Breadcrumbs are couple with routers. But SAP type apps create a trail that’s decoupled with the route, in fact the routes do not make much sense and breadcrum represents the point in the app menu hierarchy rather than the user session trail.

I think we are in good hands in the eusable components departments with blaze components, viewmodel and react alternatives.

Regarding the backend, that’s a whole different topic. I believe reactivity must be limited and a client->server-method-> client paradigm (similar to request/response client/server models) should be favored so that the server can actually become and (from the user perspective) act like the single source of truth.

I think @awatson1978 and Steeve Cannon (etherpos) should have the highest experince in erp-like apps.


Heh. Could talk about this all day long.

California Kids Cancer Comparison is the biggest ERP style app that we’ve been able to open source.

  • The medbook:studies package is a pretty good working example of how we use Autoforms, SimpleSchema, and Blaze Modals together. It’s as good a place as any if you want to see how we’re wiring together CRUD templates, modals, schemas, etc.

  • Select2 is a nice idea in theory, but horrible in practice. It was the first thing to go.

  • We ditched Bootstrap awhile ago in favor of a JSS strategy, and have gotten all sorts of sexy animations and effects because of it. That’s caused us to have to up our game with regard to animation-based UI design. We use the Day Made of Glass Videos as our design vision.

  • As you dive deeper in the UI rabbit hole, and ask yourself ‘how do we implement this ERP style interface using modern programming techniques’, a few design patterns start emerging:

  • I’d highly recommend Schwesinger’s The Form Book if you’re going to dive deep into this domain.

  • Be sure to check out the keybindings on the CKCC demo app. Command+Control+L and Command+Control+R should get you some of the sliding docks that you’re asking about.
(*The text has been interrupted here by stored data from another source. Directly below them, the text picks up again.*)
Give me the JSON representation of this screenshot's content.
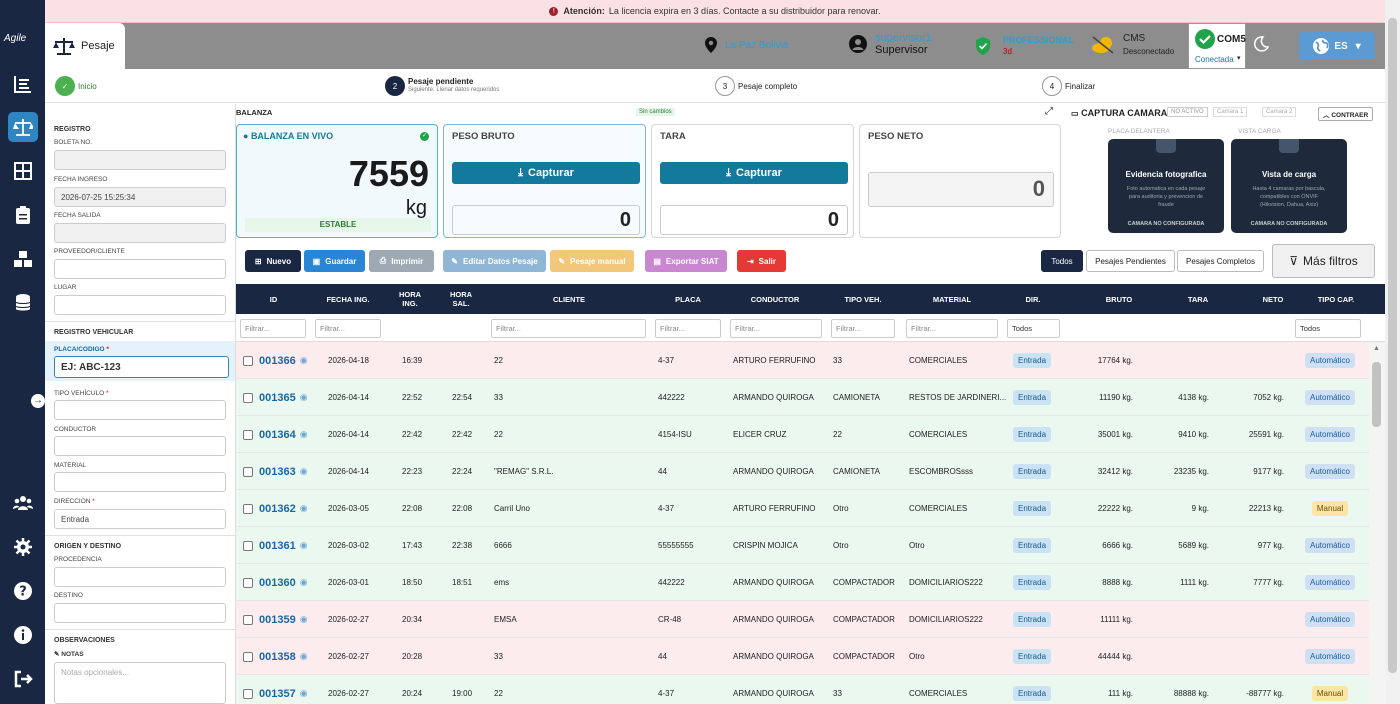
{
  "sidebar": {
    "logo": "Agile"
  },
  "banner": {
    "label": "Atención:",
    "text": "La licencia expira en 3 días. Contacte a su distribuidor para renovar."
  },
  "header": {
    "tab": "Pesaje",
    "location": "La Paz Bolivia",
    "user_name": "supervisor1",
    "user_role": "Supervisor",
    "plan": "PROFESSIONAL",
    "plan_days": "3d",
    "cms_title": "CMS",
    "cms_status": "Desconectado",
    "com_title": "COM5",
    "com_status": "Conectada",
    "lang": "ES"
  },
  "stepper": {
    "s1": "Inicio",
    "s2_num": "2",
    "s2": "Pesaje pendiente",
    "s2_sub": "Siguiente: Llenar datos requeridos",
    "s3_num": "3",
    "s3": "Pesaje completo",
    "s4_num": "4",
    "s4": "Finalizar"
  },
  "form": {
    "registro": "REGISTRO",
    "boleta": "BOLETA NO.",
    "fecha_ingreso": "FECHA INGRESO",
    "fecha_ingreso_val": "2026-07-25 15:25:34",
    "fecha_salida": "FECHA SALIDA",
    "proveedor": "PROVEEDOR/CLIENTE",
    "lugar": "LUGAR",
    "registro_vehicular": "REGISTRO VEHICULAR",
    "placa": "PLACA/CODIGO",
    "placa_placeholder": "EJ: ABC-123",
    "tipo_vehiculo": "TIPO VEHÍCULO",
    "conductor": "CONDUCTOR",
    "material": "MATERIAL",
    "direccion": "DIRECCION",
    "direccion_val": "Entrada",
    "origen": "ORIGEN Y DESTINO",
    "procedencia": "PROCEDENCIA",
    "destino": "DESTINO",
    "observaciones": "OBSERVACIONES",
    "notas": "NOTAS",
    "notas_placeholder": "Notas opcionales..."
  },
  "balanza": {
    "title": "BALANZA",
    "sin_cambios": "Sin cambios",
    "live_title": "BALANZA EN VIVO",
    "live_value": "7559",
    "unit": "kg",
    "estable": "ESTABLE",
    "bruto_title": "PESO BRUTO",
    "tara_title": "TARA",
    "neto_title": "PESO NETO",
    "capturar": "Capturar",
    "bruto_val": "0",
    "tara_val": "0",
    "neto_val": "0"
  },
  "camara": {
    "title": "CAPTURA CAMARA",
    "no_activo": "NO ACTIVO",
    "cam1": "Camara 1",
    "cam2": "Camara 2",
    "contraer": "CONTRAER",
    "placa_delantera": "PLACA DELANTERA",
    "vista_carga": "VISTA CARGA",
    "t1_title": "Evidencia fotografica",
    "t1_text": "Foto automatica en cada pesaje para auditoria y prevencion de fraude",
    "t1_foot": "CAMARA NO CONFIGURADA",
    "t2_title": "Vista de carga",
    "t2_text": "Hasta 4 camaras por bascula, compatibles con ONVIF (Hikvision, Dahua, Axis)",
    "t2_foot": "CAMARA NO CONFIGURADA"
  },
  "toolbar": {
    "nuevo": "Nuevo",
    "guardar": "Guardar",
    "imprimir": "Imprimir",
    "editar": "Editar Datos Pesaje",
    "manual": "Pesaje manual",
    "exportar": "Exportar SIAT",
    "salir": "Salir",
    "todos": "Todos",
    "pendientes": "Pesajes Pendientes",
    "completos": "Pesajes Completos",
    "mas_filtros": "Más filtros"
  },
  "table": {
    "headers": [
      "ID",
      "FECHA ING.",
      "HORA ING.",
      "HORA SAL.",
      "CLIENTE",
      "PLACA",
      "CONDUCTOR",
      "TIPO VEH.",
      "MATERIAL",
      "DIR.",
      "BRUTO",
      "TARA",
      "NETO",
      "TIPO CAP."
    ],
    "filter_placeholder": "Filtrar...",
    "filter_all": "Todos",
    "rows": [
      {
        "id": "001366",
        "fecha": "2026-04-18",
        "hing": "16:39",
        "hsal": "",
        "cliente": "22",
        "placa": "4-37",
        "conductor": "ARTURO FERRUFINO",
        "tipo": "33",
        "material": "COMERCIALES",
        "dir": "Entrada",
        "bruto": "17764 kg.",
        "tara": "",
        "neto": "",
        "cap": "Automático"
      },
      {
        "id": "001365",
        "fecha": "2026-04-14",
        "hing": "22:52",
        "hsal": "22:54",
        "cliente": "33",
        "placa": "442222",
        "conductor": "ARMANDO QUIROGA",
        "tipo": "CAMIONETA",
        "material": "RESTOS DE JARDINERI...",
        "dir": "Entrada",
        "bruto": "11190 kg.",
        "tara": "4138 kg.",
        "neto": "7052 kg.",
        "cap": "Automático"
      },
      {
        "id": "001364",
        "fecha": "2026-04-14",
        "hing": "22:42",
        "hsal": "22:42",
        "cliente": "22",
        "placa": "4154-ISU",
        "conductor": "ELICER CRUZ",
        "tipo": "22",
        "material": "COMERCIALES",
        "dir": "Entrada",
        "bruto": "35001 kg.",
        "tara": "9410 kg.",
        "neto": "25591 kg.",
        "cap": "Automático"
      },
      {
        "id": "001363",
        "fecha": "2026-04-14",
        "hing": "22:23",
        "hsal": "22:24",
        "cliente": "\"REMAG\" S.R.L.",
        "placa": "44",
        "conductor": "ARMANDO QUIROGA",
        "tipo": "CAMIONETA",
        "material": "ESCOMBROSsss",
        "dir": "Entrada",
        "bruto": "32412 kg.",
        "tara": "23235 kg.",
        "neto": "9177 kg.",
        "cap": "Automático"
      },
      {
        "id": "001362",
        "fecha": "2026-03-05",
        "hing": "22:08",
        "hsal": "22:08",
        "cliente": "Carril Uno",
        "placa": "4-37",
        "conductor": "ARTURO FERRUFINO",
        "tipo": "Otro",
        "material": "COMERCIALES",
        "dir": "Entrada",
        "bruto": "22222 kg.",
        "tara": "9 kg.",
        "neto": "22213 kg.",
        "cap": "Manual"
      },
      {
        "id": "001361",
        "fecha": "2026-03-02",
        "hing": "17:43",
        "hsal": "22:38",
        "cliente": "6666",
        "placa": "55555555",
        "conductor": "CRISPIN MOJICA",
        "tipo": "Otro",
        "material": "Otro",
        "dir": "Entrada",
        "bruto": "6666 kg.",
        "tara": "5689 kg.",
        "neto": "977 kg.",
        "cap": "Automático"
      },
      {
        "id": "001360",
        "fecha": "2026-03-01",
        "hing": "18:50",
        "hsal": "18:51",
        "cliente": "ems",
        "placa": "442222",
        "conductor": "ARMANDO QUIROGA",
        "tipo": "COMPACTADOR",
        "material": "DOMICILIARIOS222",
        "dir": "Entrada",
        "bruto": "8888 kg.",
        "tara": "1111 kg.",
        "neto": "7777 kg.",
        "cap": "Automático"
      },
      {
        "id": "001359",
        "fecha": "2026-02-27",
        "hing": "20:34",
        "hsal": "",
        "cliente": "EMSA",
        "placa": "CR-48",
        "conductor": "ARMANDO QUIROGA",
        "tipo": "COMPACTADOR",
        "material": "DOMICILIARIOS222",
        "dir": "Entrada",
        "bruto": "11111 kg.",
        "tara": "",
        "neto": "",
        "cap": "Automático"
      },
      {
        "id": "001358",
        "fecha": "2026-02-27",
        "hing": "20:28",
        "hsal": "",
        "cliente": "33",
        "placa": "44",
        "conductor": "ARMANDO QUIROGA",
        "tipo": "COMPACTADOR",
        "material": "Otro",
        "dir": "Entrada",
        "bruto": "44444 kg.",
        "tara": "",
        "neto": "",
        "cap": "Automático"
      },
      {
        "id": "001357",
        "fecha": "2026-02-27",
        "hing": "20:24",
        "hsal": "19:00",
        "cliente": "22",
        "placa": "4-37",
        "conductor": "ARMANDO QUIROGA",
        "tipo": "33",
        "material": "COMERCIALES",
        "dir": "Entrada",
        "bruto": "111 kg.",
        "tara": "88888 kg.",
        "neto": "-88777 kg.",
        "cap": "Manual"
      }
    ]
  },
  "colors": {
    "navy": "#1a2743",
    "accent": "#137a9e",
    "pending": "#fdecee",
    "complete": "#eaf8ef"
  }
}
Actually, Command+Control and just about any key on the keyboard will toggle some animation or another. (Some/most of the animations are experimental; so if the layout gets into a funky state; refresh the browser.)

  • The Form Builder has some nice examples of dynamic layouts, with panes sliding into their respective positions.

  • We’re in the process of writing up a series of architecture documents that will explain the approach in more detail. So, if you hang on for another month or two, we’ll have some flow charts, storyboards, and other relevant design docs to contribute.